Years in Japan shape KU forward Landen Lucas’ outlook

Landen Lucas, a 6-foot-10, 240-pound forward from Portland, Oregon, is one of seven scholarship freshmen on this year's KU team.

Like most up-and-coming high school basketball players, Landen Lucas spent the past few years dreaming of playing at a big-time college and, eventually, in the NBA.

However, long before visions of venues like Allen Fieldhouse filled his slumbering head, Lucas’ dreams actually played out in Japanese.

Lucas, one of six true freshmen on this year’s Kansas University men’s basketball roster, was born in Tokyo, lived the first three years of his life in the Land of the Rising Sun and, later, spent most of his sixth- and seventh-grade years mastering the first language he learned while living in Fukui, a city of more than 800,000 people southwest of Tokyo.

“There were definitely a lot of ups and downs,” said Lucas, a 6-foot-10, 235-pounder out of Portland’s Westview High School. “You have times where you’re just homesick or at school you don’t understand half of what they’re saying, but I eventually just had to adapt and get the hang of it. And what that helps me with is stuff like here. You start feeling homesick or something, well this is not even close to being in a different country. I’m only in a different state.”

The idea of exposing Lucas to the country in which he was born belonged to Lucas’ mother, Shelly. Her flexible job and worldly perspective led to the idea that taking her son back to Japan would open opportunities unavailable to most boys growing up in America.

“It was a last-second decision, pretty much,” Lucas said. “We sold everything we owned and when we went over there we didn’t know how long we were gonna be there. She took me to some small town in southern Japan where they didn’t speak any English. She put me in school there and I had to become fully fluent.”

It worked so well that the young Lucas often spoke on his mother’s behalf during job interviews.

“I had to translate for her when we went over the second time,” he said. “That’s when I was really fluent. Any kind of translation she needed, I was there for her.”

Living on the other side of the world enabled Lucas to grow up at a different rate and in a different way than his American friends. But even half a world away, he still had basketball. The game was a little different over there, but not necessarily in a bad way.

“Whenever they commit to something, they commit to something 100 percent,” Lucas said. “We would have practices that sometimes would last all weekend long. We would have breakfast, lunch, dinner and sometimes sleep in the gym.”

Although the intense practice regimen was new to Lucas, the game itself was not that different. A pick and roll was still a pick and roll, a good jump shot was still a good jump shot and a guy who was willing to work the way Lucas was always found a place on any team.

That work ethic was something he picked up from his dad, Richard, who played basketball professionally in Japan and knew enough of the language, Lucas said, “to be in the huddle of the game, understand what they were saying and order something at McDonald’s.”

“I talk to my dad after every practice,” Lucas said. “He’s been through everything.

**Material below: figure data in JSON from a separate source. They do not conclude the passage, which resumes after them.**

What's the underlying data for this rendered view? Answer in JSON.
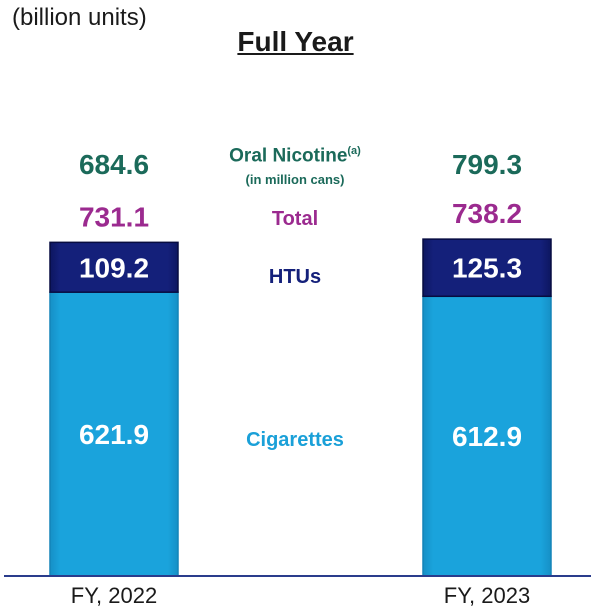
{
  "unit_label": "(billion units)",
  "colors": {
    "oral_nicotine": "#1b6a5a",
    "total": "#9b2a8f",
    "htus": "#14207a",
    "cigarettes": "#1aa0d8",
    "axis": "#2a3c8c"
  },
  "labels": {
    "oral_nicotine": "Oral Nicotine",
    "oral_nicotine_sup": "(a)",
    "oral_nicotine_unit": "(in million cans)",
    "total": "Total",
    "htus": "HTUs",
    "cigarettes": "Cigarettes"
  },
  "chart_data": {
    "type": "bar",
    "stacked": true,
    "title": "Full Year",
    "categories": [
      "FY, 2022",
      "FY, 2023"
    ],
    "series": [
      {
        "name": "Cigarettes",
        "values": [
          621.9,
          612.9
        ]
      },
      {
        "name": "HTUs",
        "values": [
          109.2,
          125.3
        ]
      }
    ],
    "totals": [
      731.1,
      738.2
    ],
    "oral_nicotine": [
      684.6,
      799.3
    ],
    "ylim": [
      0,
      745
    ],
    "grid": false,
    "legend": "center"
  }
}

Maybe not as high of a level, but he played at Oregon, he was a coach after that and he’s been through it all. He enjoyed doing the things people don’t enjoy doing. The great thing about that is, at every level, no matter what, you’re always going to find a spot for yourself if you play like that.”

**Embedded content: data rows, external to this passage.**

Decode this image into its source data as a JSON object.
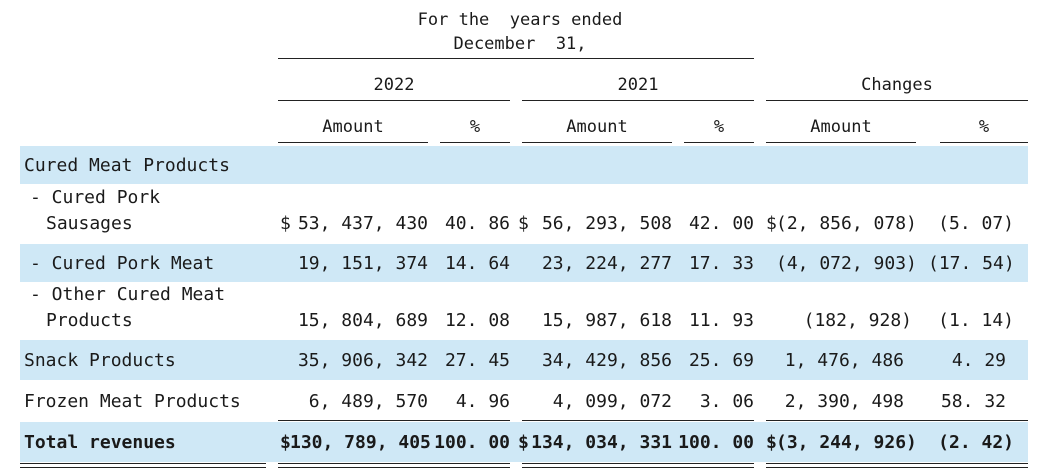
{
  "header": {
    "period_line1": "For the  years ended",
    "period_line2": "December  31,",
    "col_2022": "2022",
    "col_2021": "2021",
    "col_changes": "Changes",
    "amount_label": "Amount",
    "pct_label": "%"
  },
  "colors": {
    "band": "#cfe8f6",
    "rule": "#222222",
    "text": "#1a1a1a"
  },
  "rows": [
    {
      "label": "Cured Meat Products"
    },
    {
      "label_line1": "- Cured Pork",
      "label_line2": "Sausages",
      "cur_a": "$",
      "a22": "53, 437, 430",
      "p22": "40. 86",
      "cur_b": "$",
      "a21": "56, 293, 508",
      "p21": "42. 00",
      "cur_c": "$",
      "ach": "(2, 856, 078)",
      "pch": "(5. 07)"
    },
    {
      "label": "- Cured Pork Meat",
      "a22": "19, 151, 374",
      "p22": "14. 64",
      "a21": "23, 224, 277",
      "p21": "17. 33",
      "ach": "(4, 072, 903)",
      "pch": "(17. 54)"
    },
    {
      "label_line1": "- Other Cured Meat",
      "label_line2": "Products",
      "a22": "15, 804, 689",
      "p22": "12. 08",
      "a21": "15, 987, 618",
      "p21": "11. 93",
      "ach": "(182, 928)",
      "pch": "(1. 14)"
    },
    {
      "label": "Snack Products",
      "a22": "35, 906, 342",
      "p22": "27. 45",
      "a21": "34, 429, 856",
      "p21": "25. 69",
      "ach": "1, 476, 486",
      "pch": "4. 29"
    },
    {
      "label": "Frozen Meat Products",
      "a22": "6, 489, 570",
      "p22": "4. 96",
      "a21": "4, 099, 072",
      "p21": "3. 06",
      "ach": "2, 390, 498",
      "pch": "58. 32"
    },
    {
      "label": "Total revenues",
      "cur_a": "$",
      "a22": "130, 789, 405",
      "p22": "100. 00",
      "cur_b": "$",
      "a21": "134, 034, 331",
      "p21": "100. 00",
      "cur_c": "$",
      "ach": "(3, 244, 926)",
      "pch": "(2. 42)"
    }
  ]
}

Practices have taken on extra importance for Lucas this school year. As a red-shirt he won’t be playing in any games and will have four years of eligibility remaining starting next season. Even though he won’t have a direct impact on his team’s record this season, Lucas’ teammates already have been and continue to be impressed by his work ethic and drive.

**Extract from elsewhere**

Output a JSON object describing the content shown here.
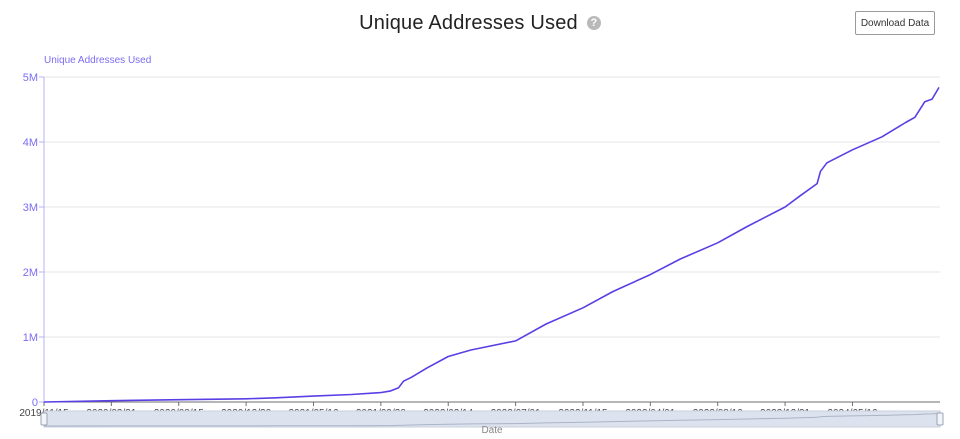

“There’s always somebody who breaks down during Boot Camp, and everybody predicted it was gonna be him,” said sophomore point guard Naadir Tharpe. “But if you would’ve seen him at Boot Camp, you would’ve thought he could run with the guards. The shape he’s put himself in is just ridiculous.”

His teammates say Lucas’ best attributes stretch beyond basketball.

“He’s a real mature guy. You can tell he’s cultured,” said freshman guard Evan Manning, who admitted to pushing for Lucas to speak Japanese at random moments. “He hates it. It puts him on the spot.”

Added sophomore guard Christian Garrett: “I think I’ve heard him say a Japanese word or two, but I should ask him to say more. I have no idea what he was saying. He was just talking once about Japan and a word slipped in there.”

As the years have gone by and Lucas’ childhood memories of life in Japan — not to mention the language itself — have begun to fade, the 6-foot-10 power forward has leaned on his past experiences to handle anything life throws at him, be it at school, in his social life or on the basketball court.

“It helps with so much,” he said. “Just trying to adapt to situations. I’ve gone through so many life experiences.”

Lucas plans to incorporate Japanese into his class load at KU, perhaps even double-majoring so the first language he learned will continue to be a part of him forever.

“When I was younger, I used to dream in Japanese,” Lucas said. “Now that it’s totally the opposite, it’s fading away, but we’re trying to do our best to at least keep the communication part down because you never know where that could take you. It got me here.”